One must admire the sheer, brassy architectural integrity of the modern conservative movement. It takes a special kind of craftsmanship to build a cathedral out of gold-plated ego and then insist the Carpenter would have picked out the drapes. We find ourselves living in an age where the “Blessed are the meek” crowd has been replaced by the “Harass the help and stiff the caterer” set, and the irony is so thick you couldn’t cut it with a silver cake knife.
Our current political landscape is less of a “shining city on a hill” and more of a gated community with a “No Trespassing” sign written in Ancient Greek that no one inside can actually read. The elite 1% have draped themselves in the borrowed robes of Christian mythology.
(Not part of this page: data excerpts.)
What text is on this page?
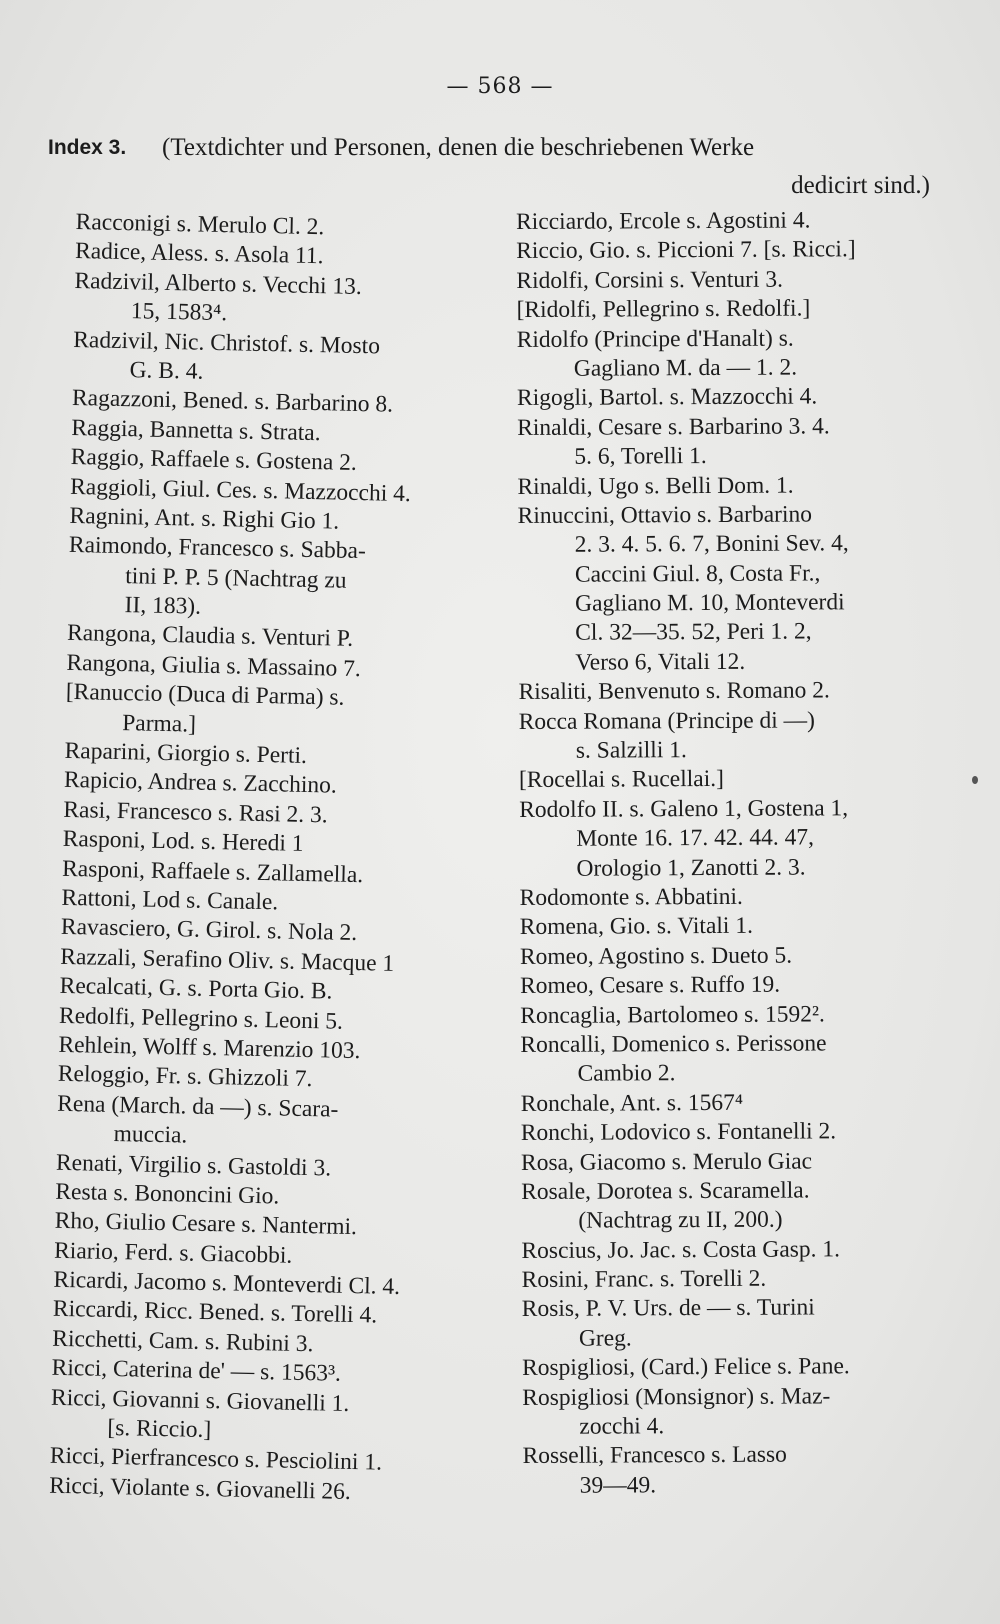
— 568 —
Index 3. (Textdichter und Personen, denen die beschriebenen Werke
dedicirt sind.)
Racconigi s. Merulo Cl. 2.
Radice, Aless. s. Asola 11.
Radzivil, Alberto s. Vecchi 13.
15, 1583⁴.
Radzivil, Nic. Christof. s. Mosto
G. B. 4.
Ragazzoni, Bened. s. Barbarino 8.
Raggia, Bannetta s. Strata.
Raggio, Raffaele s. Gostena 2.
Raggioli, Giul. Ces. s. Mazzocchi 4.
Ragnini, Ant. s. Righi Gio 1.
Raimondo, Francesco s. Sabba-
tini P. P. 5 (Nachtrag zu
II, 183).
Rangona, Claudia s. Venturi P.
Rangona, Giulia s. Massaino 7.
[Ranuccio (Duca di Parma) s.
Parma.]
Raparini, Giorgio s. Perti.
Rapicio, Andrea s. Zacchino.
Rasi, Francesco s. Rasi 2. 3.
Rasponi, Lod. s. Heredi 1
Rasponi, Raffaele s. Zallamella.
Rattoni, Lod s. Canale.
Ravasciero, G. Girol. s. Nola 2.
Razzali, Serafino Oliv. s. Macque 1
Recalcati, G. s. Porta Gio. B.
Redolfi, Pellegrino s. Leoni 5.
Rehlein, Wolff s. Marenzio 103.
Reloggio, Fr. s. Ghizzoli 7.
Rena (March. da —) s. Scara-
muccia.
Renati, Virgilio s. Gastoldi 3.
Resta s. Bononcini Gio.
Rho, Giulio Cesare s. Nantermi.
Riario, Ferd. s. Giacobbi.
Ricardi, Jacomo s. Monteverdi Cl. 4.
Riccardi, Ricc. Bened. s. Torelli 4.
Ricchetti, Cam. s. Rubini 3.
Ricci, Caterina de' — s. 1563³.
Ricci, Giovanni s. Giovanelli 1.
[s. Riccio.]
Ricci, Pierfrancesco s. Pesciolini 1.
Ricci, Violante s. Giovanelli 26.
Ricciardo, Ercole s. Agostini 4.
Riccio, Gio. s. Piccioni 7. [s. Ricci.]
Ridolfi, Corsini s. Venturi 3.
[Ridolfi, Pellegrino s. Redolfi.]
Ridolfo (Principe d'Hanalt) s.
Gagliano M. da — 1. 2.
Rigogli, Bartol. s. Mazzocchi 4.
Rinaldi, Cesare s. Barbarino 3. 4.
5. 6, Torelli 1.
Rinaldi, Ugo s. Belli Dom. 1.
Rinuccini, Ottavio s. Barbarino
2. 3. 4. 5. 6. 7, Bonini Sev. 4,
Caccini Giul. 8, Costa Fr.,
Gagliano M. 10, Monteverdi
Cl. 32—35. 52, Peri 1. 2,
Verso 6, Vitali 12.
Risaliti, Benvenuto s. Romano 2.
Rocca Romana (Principe di —)
s. Salzilli 1.
[Rocellai s. Rucellai.]
Rodolfo II. s. Galeno 1, Gostena 1,
Monte 16. 17. 42. 44. 47,
Orologio 1, Zanotti 2. 3.
Rodomonte s. Abbatini.
Romena, Gio. s. Vitali 1.
Romeo, Agostino s. Dueto 5.
Romeo, Cesare s. Ruffo 19.
Roncaglia, Bartolomeo s. 1592².
Roncalli, Domenico s. Perissone
Cambio 2.
Ronchale, Ant. s. 1567⁴
Ronchi, Lodovico s. Fontanelli 2.
Rosa, Giacomo s. Merulo Giac
Rosale, Dorotea s. Scaramella.
(Nachtrag zu II, 200.)
Roscius, Jo. Jac. s. Costa Gasp. 1.
Rosini, Franc. s. Torelli 2.
Rosis, P. V. Urs. de — s. Turini
Greg.
Rospigliosi, (Card.) Felice s. Pane.
Rospigliosi (Monsignor) s. Maz-
zocchi 4.
Rosselli, Francesco s. Lasso
39—49.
They have turned wine back into water, and then charged the thirsty for the privilege of a sip.
The spectacle of Dear Leader, a man who treats the Ten Commandments like a buffet where he’s only interested in the shrimp cocktail because its the youngest, is particularly illuminating when he encounters a woman with a microphone and a functional neocortex. Woman. I’ve noticed a charmingly consistent bit of theater: when a female reporter dares to ask a question that isn’t a scripted invitation for him to admire his own reflection, he experiences a sudden, violent allergy to the truth. Well more so than usual.
He calls them “nasty.” It’s his favorite vintage, really. A “nasty woman” is, in the vernacular of the New Right, any woman who refuses to treat his deranged ramblings as the Sermon on the Mount. These women have the gall to notice that the emperor isn’t just naked; he’s actively trying to sell them the invisible suit at a 400% markup.
It is a fascinating bit of cultural identity theft. The conservative movement uses Christianity as a sort of decorative hedge to hide the fact that their actual deity is a spreadsheet. They preach the sanctity of life while JD Vance, a man who possesses the charismatic warmth of a damp basement, shuttles about like a ventriloquist’s dummy, blowing up diplomatic negotiations to ensure the fires stay lit and the missiles fly. They claim to follow a Man who said to give everything to the poor, yet they spend their Sundays figuring out how to tax the air.
The greed is not just a policy; it’s the liturgy. The hatred is the choir. And the selfishness? That’s the communion wine. They have taken a mythology centered on radical love and self-sacrifice and weaponized it to push women back into a subjugated silence, preferably one where we don’t ask why the “negotiator-in-chief” is more interested in his golf handicap than in preventing a global conflagration.
Being a man in this era is a strange business; one is expected to nod along to this burlesque of faith. But any man with a shred of sense can see that the “Christianity” being peddled at rallies is nothing more than a brand-integration deal for narcissism. They don’t want a savior; they want a bouncer. And until the “nasty women” stop asking questions, Trump will keep trying to kick them out of the room.
It’s not that the truth hurts; it’s just that it’s so terribly unfashionable in the current administration.